Our systematic review and meta-analysis were subject to some methodologic limitations too. The systematic review yielded totally retrospective cohort studies. Patients were often not stratified into low-risk, intermediate-risk, and high-risk groups in the statistical analysis, and patient demographics and tumor characteristics were inconsistent from study to the next. Furthermore, the multivariate analyses were limited by the inconsistency of independent variables in the model among studies, the lack of adjustment for the cointervention of thyroid hormone suppressive therapy, and particularly, under-powering of studies due to the small sample sizes or event rates. Moreover, with regard to the meta-analysis, about half of the studies lacked a complete 10 years dataset due to the follow-up period being of insufficient time or because subjects were lost to follow-up during the 10 years period after their initial treatment. Although the 20 years data could be abstracted in five studies [21, 22, 26, 28, 31], significant statistical heterogeneity was present when pooling was performed.
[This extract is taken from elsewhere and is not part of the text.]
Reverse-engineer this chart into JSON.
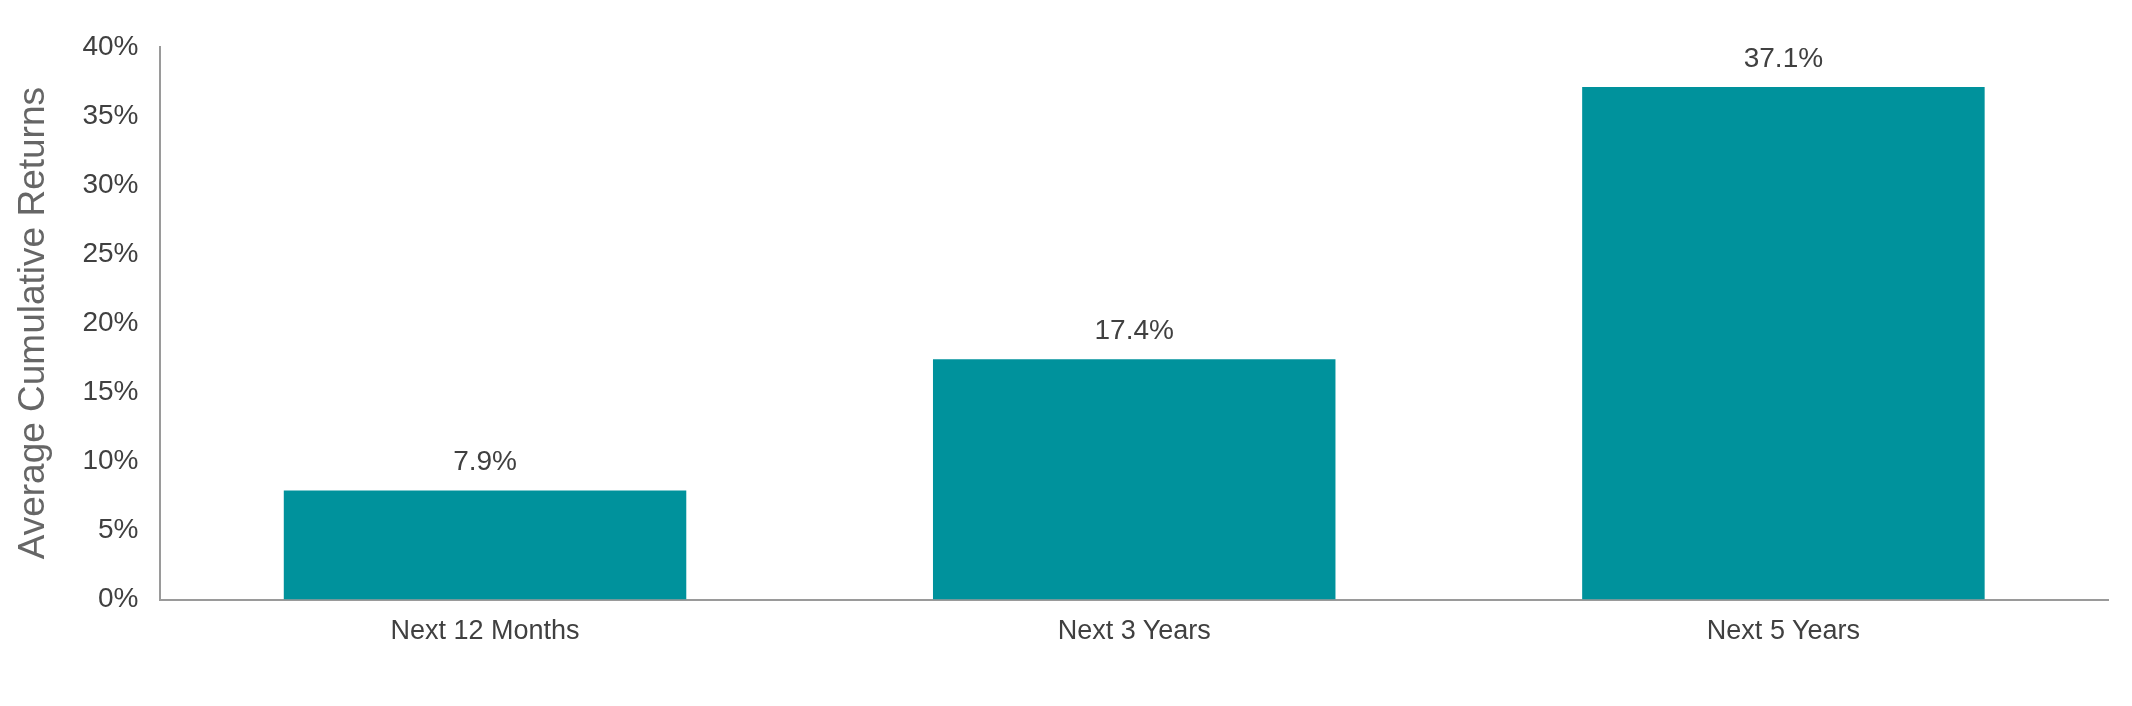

Our meta-analysis was also limited by the fact that some patient data had to be extrapolated from graphs, tabulated proportions of events, subgroup analyses or it had to be calculated from information derived directly from selected articles, possibly resulting in some human error.

In sum, our systematic review and meta-analysis supports the finding of several previous studies [23, 31, 39] that RAI ablation does not result in superior outcomes for PTMC.

Recurrences were localized mostly to the locoregional sites, and rarely to distant sites, and thus the post-operative follow-up period by clinical examination, ultrasound of the neck, assessment of serum T g levels and T g antibodies, and TSH suppressive therapy without RAI ablation, might already represent an adequate management strategy for PTMC patients treated by TT/NT.

Given the methodologic limitations of the meta-analysis of retrospective data, a long-term, prospective, randomized controlled trial with a larger sample size of selected patients may definitively resolve this issue. In addition, in this unprecedented gene-molecular era, the novel gene-molecular-based management strategies might also be used to select RAI-required patients with PTMC in the near future [42, 43].